Do you know what q-means?
This work addresses the computational bottleneck in large-scale clustering for data analysis, offering significant speedups for both classical and quantum settings, though it is incremental relative to prior quantum work.
The paper tackles the problem of speeding up Lloyd's algorithm for k-means clustering by presenting a classical algorithm with time complexity exponentially improved in data size n, matching a prior quantum algorithm, and proposing an improved quantum algorithm with quadratic runtime improvements in several parameters, achieving optimality in most parameters as shown by query lower bounds.

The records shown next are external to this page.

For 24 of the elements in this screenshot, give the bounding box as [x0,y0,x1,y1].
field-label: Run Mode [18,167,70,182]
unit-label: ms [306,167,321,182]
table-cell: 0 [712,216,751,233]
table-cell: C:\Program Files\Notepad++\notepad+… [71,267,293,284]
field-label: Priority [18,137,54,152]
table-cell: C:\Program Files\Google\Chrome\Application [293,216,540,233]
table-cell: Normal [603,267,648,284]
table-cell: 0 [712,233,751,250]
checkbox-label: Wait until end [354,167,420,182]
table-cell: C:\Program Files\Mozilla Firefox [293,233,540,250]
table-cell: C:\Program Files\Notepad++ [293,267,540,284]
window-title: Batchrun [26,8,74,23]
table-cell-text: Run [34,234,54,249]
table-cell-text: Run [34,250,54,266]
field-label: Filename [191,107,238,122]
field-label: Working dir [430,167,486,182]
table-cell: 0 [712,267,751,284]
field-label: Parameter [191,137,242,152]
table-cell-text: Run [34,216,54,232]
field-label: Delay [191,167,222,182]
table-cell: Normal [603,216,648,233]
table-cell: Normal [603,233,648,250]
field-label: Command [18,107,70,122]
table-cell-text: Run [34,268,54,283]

Clustering is one of the most important tools for analysis of large datasets, and perhaps the most popular clustering algorithm is Lloyd's algorithm for $k$-means. This algorithm takes $n$ vectors $V=[v_1,\dots,v_n]\in\mathbb{R}^{d\times n}$ and outputs $k$ centroids $c_1,\dots,c_k\in\mathbb{R}^d$; these partition the vectors into clusters based on which centroid is closest to a particular vector. We present a classical $\varepsilon$-$k$-means algorithm that performs an approximate version of one iteration of Lloyd's algorithm with time complexity $\tilde{O}\big(\frac{\|V\|_F^2}{n}\frac{k^{2}d}{\varepsilon^2}(k + \log{n})\big)$, exponentially improving the dependence on the data size $n$ and matching that of the "$q$-means" quantum algorithm originally proposed by Kerenidis, Landman, Luongo, and Prakash (NeurIPS'19). Moreover, we propose an improved $q$-means quantum algorithm with time complexity $\tilde{O}\big(\frac{\|V\|_F}{\sqrt{n}}\frac{k^{3/2}d}{\varepsilon}(\sqrt{k}+\sqrt{d})(\sqrt{k} + \log{n})\big)$ that quadratically improves the runtime of our classical $\varepsilon$-$k$-means algorithm in several parameters. Our quantum algorithm does not rely on quantum linear algebra primitives of prior work, but instead only uses QRAM to prepare simple states based on the current iteration's clusters and multivariate quantum amplitude estimation. Finally, we provide classical and quantum query lower bounds, showing that our algorithms are optimal in most parameters.